The theme of sacrifice along with a voluntary abstinence from pleasure or comfort have been prevalent in almost every eastern and western religious and spiritual path since the beginning of time. It has always been thought that the most austere seekers had the greatest chance of gaining enlightenment in this way by currying favor with God. The idea of mortification /sacrifice in one’s daily life brings to mind the sect of the Roman Catholic Church, the Opus Dei, which was made famous in the movie “The DaVinci Code,” where a follower, Silas, is seen wearing a metal cilice and flogging himself bloody. Followers of Opus Dei believe in serving God fully and sanctifying one’s life wholly through daily work in the every-day of ordinary life. This devotion to God also included consistent, daily mortification of the flesh:
According to the Catechism of the Catholic Church, “[t]he way of perfection passes by way of the Cross. There is no holiness without renunciation and spiritual battle. Spiritual progress entails the ascesis and mortification that gradually lead to living in the peace and joy of the Beatitudes: ‘He who climbs never stops going from beginning to beginning, through beginnings that have no end. He never stops desiring what he already knows.’”. The purpose of mortification is to train “the soul to virtuous and holy living” (The Catholic Encyclopedia, article on Mortification). It achieves this through conforming ones passions to reason and faith. According to the Catholic Encyclopedia, internal mortification, such as the struggle against pride and self-love, is essential, but external mortification, such as fasting can also be good if they conform with a spirit of internal mortification.

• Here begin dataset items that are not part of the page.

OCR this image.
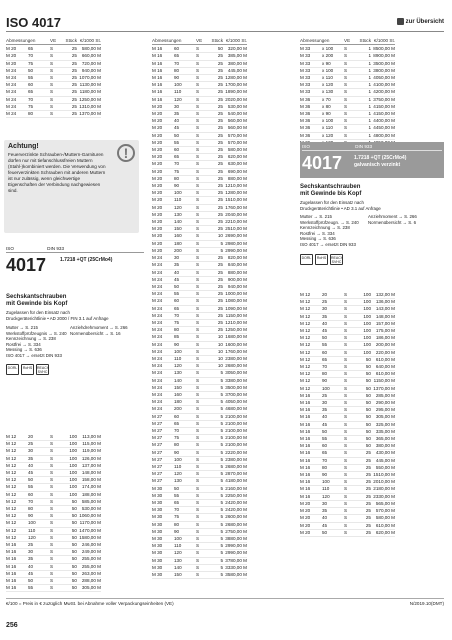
ISO 4017	zur Übersicht
Abmessungen	VE	Stück €/1000 St.
M 20	65	S	25	580,00 M
M 20	70	S	25	660,00 M
M 20	75	S	25	720,00 M
M 24	50	S	25	940,00 M
M 24	55	S	25 1070,00 M
M 24	60	S	25 1130,00 M
M 24	65	S	25 1180,00 M
M 24	70	S	25 1250,00 M
M 24	75	S	25 1310,00 M
M 24	80	S	25 1370,00 M
Achtung!	!
Feuerverzinkte Schrauben-/Muttern-Garnituren dürfen nur mit tiefanschlussfreien Muttern (Stahl-)kombiniert werden. Die Verwendung von feuerverzinkten Schrauben mit anderen Muttern ist nur zulässig, wenn gleichwertige Eigenschaften der Verbindung nachgewiesen sind.
ISO	DIN 933
4017	1.7218 +QT (25CrMo4)
Sechskantschrauben
mit Gewinde bis Kopf
Zugelassen für den Einsatz nach
Druckgeräterichtlinie • AD 2000 / FIN 3.1 auf Anfrage
Mutter → S. 215
Werkstoffprüfzeugnis → S. 240
Kennzeichnung → S. 238
Rostfrei → S. 334
Messing → S. 636
ISO 4017 → ersetzt DIN 933
Anziehdrehmoment → S. 266
Normenübersicht → S. 16
DORL	RoHS	REACh SVHC
M 12	20	S	100	113,00 M
M 12	25	S	100	115,00 M
M 12	30	S	100	119,00 M
M 12	35	S	100	126,00 M
M 12	40	S	100	137,00 M
M 12	45	S	100	148,00 M
M 12	50	S	100	158,00 M
M 12	55	S	100	174,00 M
M 12	60	S	100	188,00 M
M 12	70	S	50	585,00 M
M 12	80	S	50	530,00 M
M 12	90	S	50 1060,00 M
M 12	100	S	50 1170,00 M
M 12	110	S	50 1470,00 M
M 12	120	S	50 1580,00 M
M 16	25	S	50	246,00 M
M 16	30	S	50	249,00 M
M 16	35	S	50	255,00 M
M 16	40	S	50	255,00 M
M 16	45	S	50	263,00 M
M 16	50	S	50	288,00 M
M 16	55	S	50	305,00 M
Abmessungen	VE	Stück €/1000 St.
M 16	60	S	50	320,00 M
M 16	65	S	25	385,00 M
M 16	70	S	25	380,00 M
M 16	80	S	25	445,00 M
M 16	90	S	25 1280,00 M
M 16	100	S	25 1700,00 M
M 16	110	S	25 1890,00 M
M 16	120	S	25 2020,00 M
M 20	30	S	25	530,00 M
M 20	35	S	25	540,00 M
M 20	40	S	25	560,00 M
M 20	45	S	25	560,00 M
M 20	50	S	25	570,00 M
M 20	55	S	25	570,00 M
M 20	60	S	25	580,00 M
M 20	65	S	25	620,00 M
M 20	70	S	25	630,00 M
M 20	75	S	25	690,00 M
M 20	80	S	25	880,00 M
M 20	90	S	25 1210,00 M
M 20	100	S	25 1280,00 M
M 20	110	S	25 1510,00 M
M 20	120	S	25 1760,00 M
M 20	130	S	25 2040,00 M
M 20	140	S	25 2210,00 M
M 20	150	S	25 2510,00 M
M 20	160	S	10 2690,00 M
M 20	180	S	5 2980,00 M
M 20	200	S	5 2990,00 M
M 24	30	S	25	820,00 M
M 24	35	S	25	840,00 M
M 24	40	S	25	880,00 M
M 24	45	S	25	900,00 M
M 24	50	S	25	940,00 M
M 24	55	S	25 1000,00 M
M 24	60	S	25 1080,00 M
M 24	65	S	25 1090,00 M
M 24	70	S	25 1150,00 M
M 24	75	S	25 1210,00 M
M 24	80	S	25 1250,00 M
M 24	85	S	10 1680,00 M
M 24	90	S	10 1600,00 M
M 24	100	S	10 1760,00 M
M 24	110	S	10 2380,00 M
M 24	120	S	10 2680,00 M
M 24	130	S	5 3050,00 M
M 24	140	S	5 3380,00 M
M 24	150	S	5 3500,00 M
M 24	160	S	5 3700,00 M
M 24	180	S	5 4050,00 M
M 24	200	S	5 4680,00 M
M 27	60	S	5 2100,00 M
M 27	65	S	5 2100,00 M
M 27	70	S	5 2100,00 M
M 27	75	S	5 2100,00 M
M 27	80	S	5 2100,00 M
M 27	90	S	5 2220,00 M
M 27	100	S	5 2380,00 M
M 27	110	S	5 2680,00 M
M 27	120	S	5 2870,00 M
M 27	130	S	5 4180,00 M
M 30	50	S	5 2160,00 M
M 30	55	S	5 2250,00 M
M 30	65	S	5 2420,00 M
M 30	70	S	5 2420,00 M
M 30	75	S	5 2600,00 M
M 30	80	S	5 2680,00 M
M 30	90	S	5 2750,00 M
M 30	100	S	5 3880,00 M
M 30	110	S	5 2990,00 M
M 30	120	S	5 2990,00 M
M 30	130	S	5 3780,00 M
M 30	140	S	5 3330,00 M
M 30	150	S	5 3580,00 M
Abmessungen	VE	Stück €/1000 St.
M 33	x 100	S	1 8500,00 M
M 33	x 200	S	1 8900,00 M
M 33	x 90	S	1 3500,00 M
M 33	x 100	S	1 3800,00 M
M 33	x 110	S	1 4050,00 M
M 33	x 120	S	1 4100,00 M
M 33	x 130	S	1 4200,00 M
M 36	x 70	S	1 3750,00 M
M 36	x 80	S	1 4150,00 M
M 36	x 90	S	1 4150,00 M
M 36	x 100	S	1 4400,00 M
M 36	x 110	S	1 4450,00 M
M 36	x 120	S	1 4800,00 M
ISO	DIN 933
4017	1.7218 +QT (25CrMo4)
galvanisch verzinkt
Sechskantschrauben
mit Gewinde bis Kopf
Zugelassen für den Einsatz nach
Druckgeräterichtlinie • AD 3.1 auf Anfrage
Mutter → S. 215
Werkstoffprüfzeugn. → S. 240
Kennzeichnung → S. 238
Rostfrei → S. 334
Messing → S. 636
ISO 4017 → ersetzt DIN 933
Anziehmoment → S. 266
Normenübersicht → S. 6
DORL	RoHS	REACh SVHC
M 12	20	S	100	132,00 M
M 12	25	S	100	136,00 M
M 12	30	S	100	143,00 M
M 12	35	S	100	148,00 M
M 12	40	S	100	157,00 M
M 12	45	S	100	175,00 M
M 12	50	S	100	186,00 M
M 12	55	S	100	200,00 M
M 12	60	S	100	220,00 M
M 12	65	S	50	610,00 M
M 12	70	S	50	640,00 M
M 12	80	S	50	610,00 M
M 12	90	S	50 1150,00 M
M 12	100	S	50 1370,00 M
M 16	25	S	50	285,00 M
M 16	30	S	50	290,00 M
M 16	35	S	50	295,00 M
M 16	40	S	50	305,00 M
M 16	45	S	50	325,00 M
M 16	50	S	50	335,00 M
M 16	55	S	50	365,00 M
M 16	60	S	50	380,00 M
M 16	65	S	25	430,00 M
M 16	70	S	25	445,00 M
M 16	80	S	25	550,00 M
M 16	90	S	25 1510,00 M
M 16	100	S	25 2010,00 M
M 16	110	S	25 2180,00 M
M 16	120	S	25 2330,00 M
M 20	30	S	25	565,00 M
M 20	35	S	25	570,00 M
M 20	40	S	25	580,00 M
M 20	45	S	25	610,00 M
M 20	50	S	25	620,00 M
€/100 = Preis in € zuzüglich MwSt. bei Abnahme voller Verpackungseinheiten (VE)	N/2019.10(DMT)
256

In this way, sananga might be construed as a form of asceticism which, through the use of pain, draws those into greater connection with God. I believe it was having this knowledge buried somewhere in my subconscious that guided my sananga journey. In some way, I was welcoming the pain and discomfort with the hope of gaining greater spiritual insights and blessings. This practice showed me how sacrificing my comfort in order to deepen the connection between myself and God has been a driving impulse in my life.
Now, when reflecting on my call to do the seven-day sananga challenge, I am keenly connected with the goal of deepening my spiritual connection with the divine. Since I am not a hunter, I do not need keen night vision for hunting. Nor do I have glaucoma that needs to be healed. However, perhaps like you, I have a whole lot of inner panema that needs to be cleared. So, on my journey I go, to embrace the pain and sting in my eyes hoping I will come out on the other side a more grounded, devoted and humble being, hoping the sananga will burn away any hubris that has been holding me back and clouding my vision.